Besides distributing the sets, the RAND team also held discussions with Afghan government officials and administrators and with NGOs engaged in child- and education-related work. It observed children viewing the materials in classrooms setting, discussed the materials with the children, and held focus group discussions with teachers and school officials. Altogether, the RAND team observed approximately 1,000 children as they watched the program. Four focus group discussions with teachers were held, and interviews with teachers were conducted in eleven schools. The more extensive observations in classrooms were held in the Amani School in Kabul, the Abdullah bin Omar School in Paghman, the Jamal Agha Girls’ School in Kapisa, and the Karte Parwan School in Kabul.
What Did We Hope to Learn from Koche Sesame?

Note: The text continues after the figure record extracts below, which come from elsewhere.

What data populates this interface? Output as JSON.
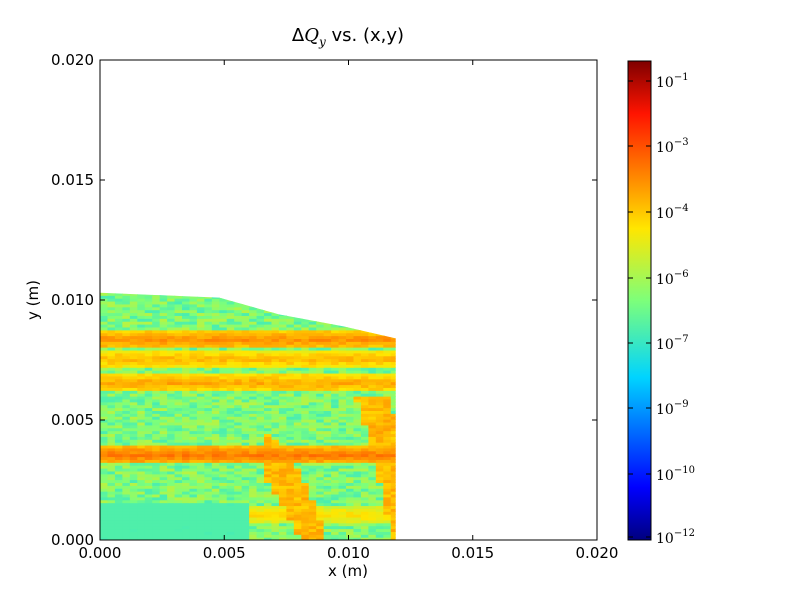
{
  "chart_data": {
    "type": "heatmap",
    "title": {
      "prefix": "Δ",
      "symbol": "Q",
      "subscript": "y",
      "suffix": " vs. (x,y)"
    },
    "xlabel": "x (m)",
    "ylabel": "y (m)",
    "xlim": [
      0.0,
      0.02
    ],
    "ylim": [
      0.0,
      0.02
    ],
    "x_ticks": [
      "0.000",
      "0.005",
      "0.010",
      "0.015",
      "0.020"
    ],
    "y_ticks": [
      "0.000",
      "0.005",
      "0.010",
      "0.015",
      "0.020"
    ],
    "x_tick_values": [
      0.0,
      0.005,
      0.01,
      0.015,
      0.02
    ],
    "y_tick_values": [
      0.0,
      0.005,
      0.01,
      0.015,
      0.02
    ],
    "scale": "log",
    "colormap": "jet",
    "grid": false,
    "data_region_outline": [
      [
        0.0,
        0.0
      ],
      [
        0.0,
        0.0103
      ],
      [
        0.0048,
        0.0101
      ],
      [
        0.0072,
        0.0094
      ],
      [
        0.0098,
        0.0089
      ],
      [
        0.0119,
        0.0084
      ],
      [
        0.0119,
        0.0
      ]
    ],
    "dominant_value": 1e-06,
    "bands": [
      {
        "y": 0.0083,
        "value": 0.001
      },
      {
        "y": 0.0075,
        "value": 0.0003
      },
      {
        "y": 0.0065,
        "value": 0.0005
      },
      {
        "y": 0.0035,
        "value": 0.002
      },
      {
        "y": 0.001,
        "value": 0.0001
      }
    ],
    "colorbar": {
      "scale": "log",
      "range": [
        1e-12,
        1
      ],
      "tick_values": [
        1e-12,
        1e-10,
        1e-09,
        1e-07,
        1e-06,
        0.0001,
        0.001,
        0.1
      ],
      "ticks": [
        {
          "base": "10",
          "exp": "−12"
        },
        {
          "base": "10",
          "exp": "−10"
        },
        {
          "base": "10",
          "exp": "−9"
        },
        {
          "base": "10",
          "exp": "−7"
        },
        {
          "base": "10",
          "exp": "−6"
        },
        {
          "base": "10",
          "exp": "−4"
        },
        {
          "base": "10",
          "exp": "−3"
        },
        {
          "base": "10",
          "exp": "−1"
        }
      ]
    }
  }
}
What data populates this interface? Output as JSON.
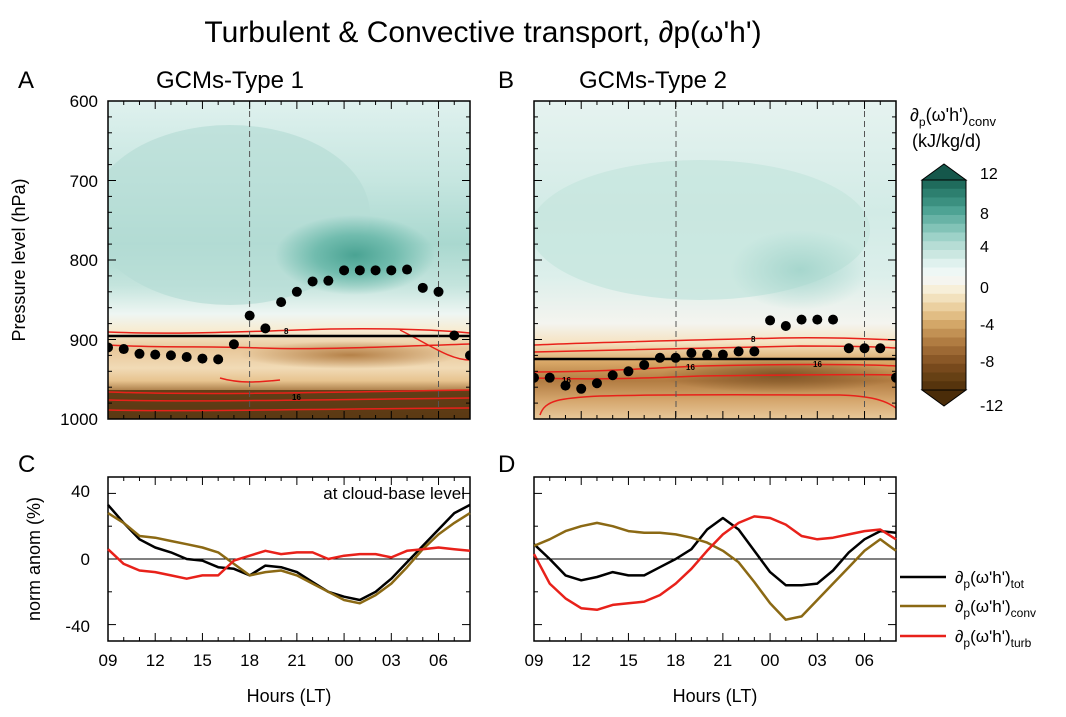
{
  "figure": {
    "title": "Turbulent & Convective transport, ∂p(ω'h')"
  },
  "panels": {
    "A": {
      "letter": "A",
      "title": "GCMs-Type 1"
    },
    "B": {
      "letter": "B",
      "title": "GCMs-Type 2"
    },
    "C": {
      "letter": "C",
      "annotation": "at cloud-base level"
    },
    "D": {
      "letter": "D"
    }
  },
  "axes": {
    "top_ylabel": "Pressure level (hPa)",
    "bottom_ylabel": "norm anom (%)",
    "xlabel": "Hours (LT)",
    "top_yticks": [
      "600",
      "700",
      "800",
      "900",
      "1000"
    ],
    "bottom_yticks": [
      "40",
      "0",
      "-40"
    ],
    "xticks": [
      "09",
      "12",
      "15",
      "18",
      "21",
      "00",
      "03",
      "06"
    ]
  },
  "colorbar": {
    "label_line1": "∂p(ω'h')conv",
    "label_line2": "(kJ/kg/d)",
    "ticks": [
      "12",
      "8",
      "4",
      "0",
      "-4",
      "-8",
      "-12"
    ]
  },
  "legend": [
    {
      "label": "∂p(ω'h')tot",
      "color": "#000000"
    },
    {
      "label": "∂p(ω'h')conv",
      "color": "#8B6914"
    },
    {
      "label": "∂p(ω'h')turb",
      "color": "#E8211A"
    }
  ],
  "chart_data": [
    {
      "panel": "A",
      "type": "heatmap",
      "xlabel": "Hours (LT)",
      "ylabel": "Pressure level (hPa)",
      "ylim": [
        600,
        1000
      ],
      "x_hours": [
        9,
        10,
        11,
        12,
        13,
        14,
        15,
        16,
        17,
        18,
        19,
        20,
        21,
        22,
        23,
        24,
        25,
        26,
        27,
        28,
        29,
        30,
        31,
        32
      ],
      "cloud_base_pressure_hPa": [
        910,
        912,
        918,
        919,
        920,
        922,
        924,
        925,
        906,
        870,
        886,
        853,
        840,
        827,
        826,
        813,
        813,
        813,
        813,
        812,
        835,
        840,
        895,
        920
      ],
      "mixed_layer_top_hPa": 893,
      "contour_labels": [
        "8",
        "16"
      ],
      "positive_max_kJ_kg_d": 8,
      "negative_min_kJ_kg_d": -12
    },
    {
      "panel": "B",
      "type": "heatmap",
      "xlabel": "Hours (LT)",
      "ylabel": "Pressure level (hPa)",
      "ylim": [
        600,
        1000
      ],
      "x_hours": [
        9,
        10,
        11,
        12,
        13,
        14,
        15,
        16,
        17,
        18,
        19,
        20,
        21,
        22,
        23,
        24,
        25,
        26,
        27,
        28,
        29,
        30,
        31,
        32
      ],
      "cloud_base_pressure_hPa": [
        948,
        948,
        958,
        962,
        955,
        945,
        940,
        932,
        923,
        923,
        917,
        919,
        919,
        915,
        915,
        876,
        883,
        875,
        875,
        875,
        911,
        911,
        911,
        948
      ],
      "mixed_layer_top_hPa": 922,
      "contour_labels": [
        "8",
        "16",
        "16",
        "16"
      ],
      "positive_max_kJ_kg_d": 4,
      "negative_min_kJ_kg_d": -10
    },
    {
      "panel": "C",
      "type": "line",
      "xlabel": "Hours (LT)",
      "ylabel": "norm anom (%)",
      "ylim": [
        -50,
        50
      ],
      "x": [
        9,
        10,
        11,
        12,
        13,
        14,
        15,
        16,
        17,
        18,
        19,
        20,
        21,
        22,
        23,
        24,
        25,
        26,
        27,
        28,
        29,
        30,
        31,
        32
      ],
      "series": [
        {
          "name": "∂p(ω'h')tot",
          "values": [
            33,
            22,
            12,
            7,
            4,
            0,
            -1,
            -5,
            -6,
            -10,
            -4,
            -5,
            -8,
            -14,
            -20,
            -23,
            -25,
            -20,
            -12,
            -2,
            8,
            18,
            28,
            33
          ]
        },
        {
          "name": "∂p(ω'h')conv",
          "values": [
            28,
            22,
            14,
            13,
            11,
            9,
            7,
            4,
            -3,
            -10,
            -8,
            -7,
            -10,
            -15,
            -20,
            -25,
            -27,
            -22,
            -15,
            -5,
            6,
            15,
            22,
            28
          ]
        },
        {
          "name": "∂p(ω'h')turb",
          "values": [
            6,
            -3,
            -7,
            -8,
            -10,
            -12,
            -10,
            -10,
            -1,
            2,
            5,
            3,
            4,
            4,
            0,
            2,
            3,
            3,
            1,
            5,
            6,
            7,
            6,
            5
          ]
        }
      ]
    },
    {
      "panel": "D",
      "type": "line",
      "xlabel": "Hours (LT)",
      "ylabel": "norm anom (%)",
      "ylim": [
        -50,
        50
      ],
      "x": [
        9,
        10,
        11,
        12,
        13,
        14,
        15,
        16,
        17,
        18,
        19,
        20,
        21,
        22,
        23,
        24,
        25,
        26,
        27,
        28,
        29,
        30,
        31,
        32
      ],
      "series": [
        {
          "name": "∂p(ω'h')tot",
          "values": [
            9,
            0,
            -10,
            -13,
            -11,
            -8,
            -10,
            -10,
            -5,
            0,
            6,
            18,
            25,
            18,
            5,
            -8,
            -16,
            -16,
            -15,
            -7,
            4,
            12,
            17,
            16
          ]
        },
        {
          "name": "∂p(ω'h')conv",
          "values": [
            8,
            12,
            17,
            20,
            22,
            20,
            17,
            16,
            16,
            15,
            13,
            10,
            5,
            -2,
            -14,
            -27,
            -37,
            -35,
            -25,
            -15,
            -5,
            5,
            12,
            5
          ]
        },
        {
          "name": "∂p(ω'h')turb",
          "values": [
            3,
            -15,
            -24,
            -30,
            -31,
            -28,
            -27,
            -26,
            -22,
            -15,
            -6,
            5,
            15,
            22,
            26,
            25,
            21,
            14,
            12,
            13,
            15,
            17,
            18,
            12
          ]
        }
      ]
    }
  ]
}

By conducting the experiment, the study team hoped to test two premises. First, we wanted to see whether modern media can play a constructive role in educating children in settings where formal schooling is impeded by political, social, and economic difficulties. Second, we wanted to determine whether educational content, including social learning, can (with some care) transcend cultural differences.
Beyond these two premises, the study team also wanted to answer some other key questions: How would children, teachers, and local opinion leaders react to a program intended to entertain and educate? Would there be problems in comprehension? Would the aftereffects of the xenophobic, ultra-conservative Taliban regime cause teachers and perhaps children to regard the content of the episodes with suspicion and reject it?
What Were Some of the Lessons Learned from Koche Sesame?
After conducting the experiment, we learned the following:
- The program was appealing to all age groups.
- Receptivity to this medium is so high that infrastructure obstacles, such as the absence of electricity, became secondary.
- Social messages were indeed understood as intended. Feedback from students, teachers, and others illustrate that material reinforcing elements like supporting freedom of choice in women’s attire, promoting activities once prohibited by the Taliban (e.g., kite flying, birds as pets, and music), and presenting family and community life in positive ways were successful and in some cases praised.
- Teachers especially recognized child/adult relationships and the “patience adults showed toward children.”
- Expatriates (who had assisted in developing the project) did not prove to be good predictors of in-country attitudes. Direct involvement of the target population is preferred.
- Ethnicity is a non-issue, since Afghans either thought that the people in the episodes were Afghans, did not care whether they were, or were intrigued by the “foreignness.”
- Teachers were not prepared to use the materials independently and interactively; thus, suggestions were made that we produce an instructional video for the teachers to help them use the materials more creatively. Teaching aids should place few demands on the user and they should not require sequencing, consistency, or preparation to promote its use as a classroom tool.
- Afghan classrooms were traditional, with strong authority granted to teachers and other adults. However, this did not mean that the behavior of the children was repressed.
- The program should consist of self-contained units clearly addressing individual topics. Content areas to consider are livelihoods and vocations, health issues and first aid, and life skills, such as mine awareness, and civic values.